As indicated, respondent testified that she regularly exercised her parenting time prior to July 2017, but petitioners testified that she did not exercise her parenting time after July 2016. This Court generally will not interfere with the trier of fact's role to determine the weight of the evidence or the credibility of the witnesses. People v Wolfe, 440 Mich 508, 514-515; 489 NW2d 748 (1992). In addition, two visits in 2017 in no way establish as clearly erroneous the trial court's finding that respondent "regularly and substantially failed or neglected" to "visit, contact, or communicate with the child" for a period of two years. See In re Kaiser, 222 Mich App 619, 624; 564 NW2d 174 (1997) (holding that a respondent's attempts to communicate with his or her children "via birthday cards and telephone calls are not 'regular or substantial' contacts within the meaning of the statute"); In re Martyn, 161 Mich App 474, 482; 411 NW2d 743 (1987) (noting that two visits and one telephone call may not constitute a substantial attempt to contact a child). Finally, respondent's January 23, 2019 parenting-time motion came after petitioners had filed their stepparent adoption petition, and thus, falls outside of the statutorily determined period under consideration. See In re Talh, 302 Mich App at 597-598.

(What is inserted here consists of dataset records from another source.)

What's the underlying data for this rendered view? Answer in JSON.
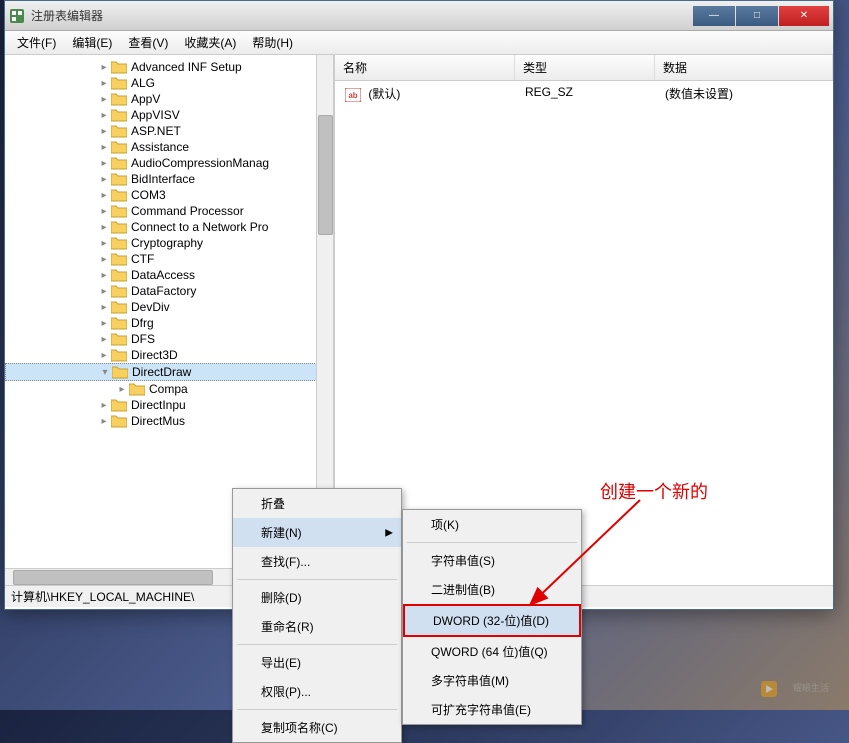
{
  "window": {
    "title": "注册表编辑器"
  },
  "menubar": {
    "items": [
      "文件(F)",
      "编辑(E)",
      "查看(V)",
      "收藏夹(A)",
      "帮助(H)"
    ]
  },
  "tree": {
    "items": [
      {
        "label": "Advanced INF Setup",
        "depth": 4,
        "expanded": false
      },
      {
        "label": "ALG",
        "depth": 4,
        "expanded": false
      },
      {
        "label": "AppV",
        "depth": 4,
        "expanded": false
      },
      {
        "label": "AppVISV",
        "depth": 4,
        "expanded": false
      },
      {
        "label": "ASP.NET",
        "depth": 4,
        "expanded": false
      },
      {
        "label": "Assistance",
        "depth": 4,
        "expanded": false
      },
      {
        "label": "AudioCompressionManag",
        "depth": 4,
        "expanded": false
      },
      {
        "label": "BidInterface",
        "depth": 4,
        "expanded": false
      },
      {
        "label": "COM3",
        "depth": 4,
        "expanded": false
      },
      {
        "label": "Command Processor",
        "depth": 4,
        "expanded": false
      },
      {
        "label": "Connect to a Network Pro",
        "depth": 4,
        "expanded": false
      },
      {
        "label": "Cryptography",
        "depth": 4,
        "expanded": false
      },
      {
        "label": "CTF",
        "depth": 4,
        "expanded": false
      },
      {
        "label": "DataAccess",
        "depth": 4,
        "expanded": false
      },
      {
        "label": "DataFactory",
        "depth": 4,
        "expanded": false
      },
      {
        "label": "DevDiv",
        "depth": 4,
        "expanded": false
      },
      {
        "label": "Dfrg",
        "depth": 4,
        "expanded": false
      },
      {
        "label": "DFS",
        "depth": 4,
        "expanded": false
      },
      {
        "label": "Direct3D",
        "depth": 4,
        "expanded": false
      },
      {
        "label": "DirectDraw",
        "depth": 4,
        "expanded": true,
        "selected": true
      },
      {
        "label": "Compa",
        "depth": 5,
        "expanded": false
      },
      {
        "label": "DirectInpu",
        "depth": 4,
        "expanded": false
      },
      {
        "label": "DirectMus",
        "depth": 4,
        "expanded": false
      }
    ]
  },
  "list": {
    "headers": {
      "name": "名称",
      "type": "类型",
      "data": "数据"
    },
    "rows": [
      {
        "name": "(默认)",
        "type": "REG_SZ",
        "data": "(数值未设置)"
      }
    ]
  },
  "statusbar": {
    "path": "计算机\\HKEY_LOCAL_MACHINE\\"
  },
  "context_menu": {
    "items": [
      {
        "label": "折叠",
        "type": "item"
      },
      {
        "label": "新建(N)",
        "type": "submenu",
        "highlighted": true
      },
      {
        "label": "查找(F)...",
        "type": "item"
      },
      {
        "type": "sep"
      },
      {
        "label": "删除(D)",
        "type": "item"
      },
      {
        "label": "重命名(R)",
        "type": "item"
      },
      {
        "type": "sep"
      },
      {
        "label": "导出(E)",
        "type": "item"
      },
      {
        "label": "权限(P)...",
        "type": "item"
      },
      {
        "type": "sep"
      },
      {
        "label": "复制项名称(C)",
        "type": "item"
      }
    ]
  },
  "submenu": {
    "items": [
      {
        "label": "项(K)",
        "type": "item"
      },
      {
        "type": "sep"
      },
      {
        "label": "字符串值(S)",
        "type": "item"
      },
      {
        "label": "二进制值(B)",
        "type": "item"
      },
      {
        "label": "DWORD (32-位)值(D)",
        "type": "item",
        "highlighted": true,
        "boxed": true
      },
      {
        "label": "QWORD (64 位)值(Q)",
        "type": "item"
      },
      {
        "label": "多字符串值(M)",
        "type": "item"
      },
      {
        "label": "可扩充字符串值(E)",
        "type": "item"
      }
    ]
  },
  "annotation": {
    "text": "创建一个新的"
  }
}
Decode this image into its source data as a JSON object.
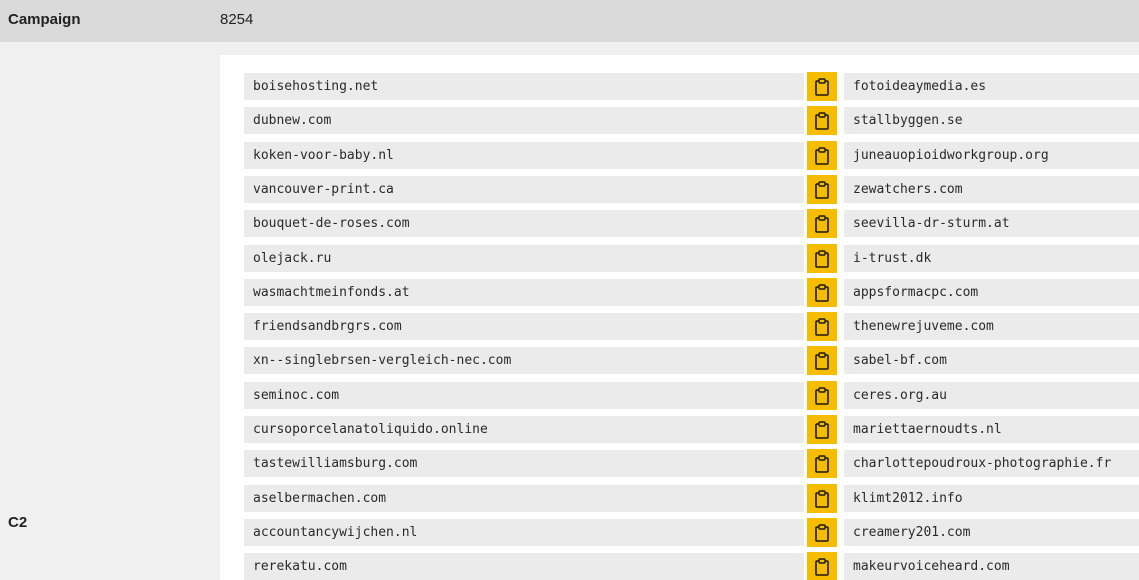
{
  "campaign": {
    "label": "Campaign",
    "value": "8254"
  },
  "c2_label": "C2",
  "copy_icon": "clipboard-icon",
  "rows": [
    {
      "left": "boisehosting.net",
      "right": "fotoideaymedia.es"
    },
    {
      "left": "dubnew.com",
      "right": "stallbyggen.se"
    },
    {
      "left": "koken-voor-baby.nl",
      "right": "juneauopioidworkgroup.org"
    },
    {
      "left": "vancouver-print.ca",
      "right": "zewatchers.com"
    },
    {
      "left": "bouquet-de-roses.com",
      "right": "seevilla-dr-sturm.at"
    },
    {
      "left": "olejack.ru",
      "right": "i-trust.dk"
    },
    {
      "left": "wasmachtmeinfonds.at",
      "right": "appsformacpc.com"
    },
    {
      "left": "friendsandbrgrs.com",
      "right": "thenewrejuveme.com"
    },
    {
      "left": "xn--singlebrsen-vergleich-nec.com",
      "right": "sabel-bf.com"
    },
    {
      "left": "seminoc.com",
      "right": "ceres.org.au"
    },
    {
      "left": "cursoporcelanatoliquido.online",
      "right": "mariettaernoudts.nl"
    },
    {
      "left": "tastewilliamsburg.com",
      "right": "charlottepoudroux-photographie.fr"
    },
    {
      "left": "aselbermachen.com",
      "right": "klimt2012.info"
    },
    {
      "left": "accountancywijchen.nl",
      "right": "creamery201.com"
    },
    {
      "left": "rerekatu.com",
      "right": "makeurvoiceheard.com"
    }
  ]
}
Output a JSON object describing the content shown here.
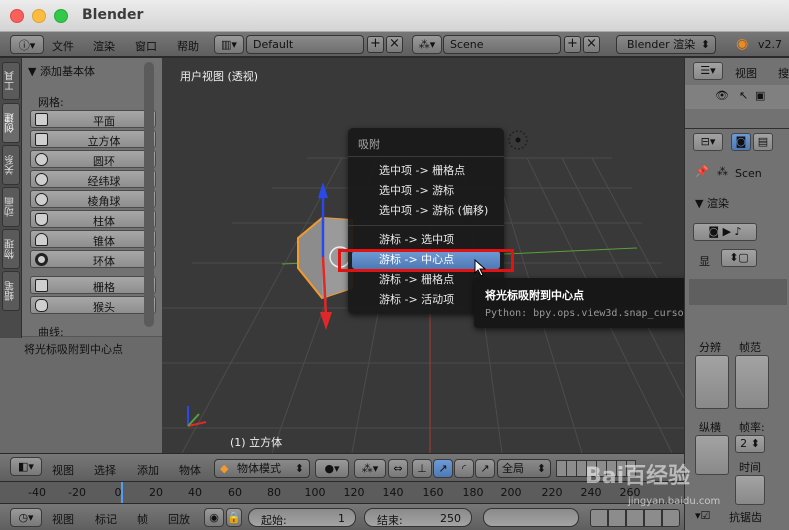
{
  "window": {
    "title": "Blender"
  },
  "header": {
    "menus": [
      "文件",
      "渲染",
      "窗口",
      "帮助"
    ],
    "layout": "Default",
    "scene": "Scene",
    "engine": "Blender 渲染",
    "version": "v2.7"
  },
  "left_tabs": [
    "工具",
    "创建",
    "关系",
    "动画",
    "物理",
    "蜡笔"
  ],
  "tool_shelf": {
    "panel_title": "▼ 添加基本体",
    "mesh_label": "网格:",
    "mesh_items": [
      "平面",
      "立方体",
      "圆环",
      "经纬球",
      "棱角球",
      "柱体",
      "锥体",
      "环体"
    ],
    "other_items": [
      "栅格",
      "猴头"
    ],
    "curve_label": "曲线:",
    "operator_panel": "▼ 将光标吸附到中心点"
  },
  "viewport": {
    "view_label": "用户视图 (透视)",
    "object_label": "(1) 立方体"
  },
  "snap_menu": {
    "title": "吸附",
    "items": [
      "选中项 -> 栅格点",
      "选中项 -> 游标",
      "选中项 -> 游标 (偏移)",
      "游标 -> 选中项",
      "游标 -> 中心点",
      "游标 -> 栅格点",
      "游标 -> 活动项"
    ],
    "highlighted_index": 4
  },
  "tooltip": {
    "title": "将光标吸附到中心点",
    "python": "Python: bpy.ops.view3d.snap_cursor_to_center()"
  },
  "properties": {
    "view_label": "视图",
    "search_label": "搜",
    "scene_field": "Scen",
    "render_panel": "▼ 渲染",
    "display_label": "显",
    "res_label": "分辨",
    "frame_label": "帧范",
    "aspect_label": "纵横",
    "fps_label": "帧率:",
    "fps_value": "2",
    "time_label": "时间",
    "antialias_label": "抗锯齿"
  },
  "view_header": {
    "menus": [
      "视图",
      "选择",
      "添加",
      "物体"
    ],
    "mode": "物体模式",
    "orientation": "全局"
  },
  "timeline": {
    "ticks": [
      "-40",
      "-20",
      "0",
      "20",
      "40",
      "60",
      "80",
      "100",
      "120",
      "140",
      "160",
      "180",
      "200",
      "220",
      "240",
      "260"
    ],
    "current_frame": 1
  },
  "timeline_header": {
    "menus": [
      "视图",
      "标记",
      "帧",
      "回放"
    ],
    "start_label": "起始:",
    "start_value": "1",
    "end_label": "结束:",
    "end_value": "250"
  },
  "watermark": {
    "brand": "Bai百经验",
    "url": "jingyan.baidu.com"
  }
}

Respondent next contends that the trial court clearly erred by finding that she had the ability to visit, contact, or communicate with the child because petitioner-father prevented her from doing so. See ALZ, 247 Mich App at 273 (indicating that a noncustodial parent lacks the ability to visit, contact, or communicate with the child if the custodial parent refuses to allow the noncustodial parent to contact the child.). We are unpersuaded.
In the trial court, respondent testified to several serious physical and mental health issues that she said she had to address before she felt she could visit her child, implying this demonstrated her inability to visit, but respondent appears to have abandoned this argument on appeal.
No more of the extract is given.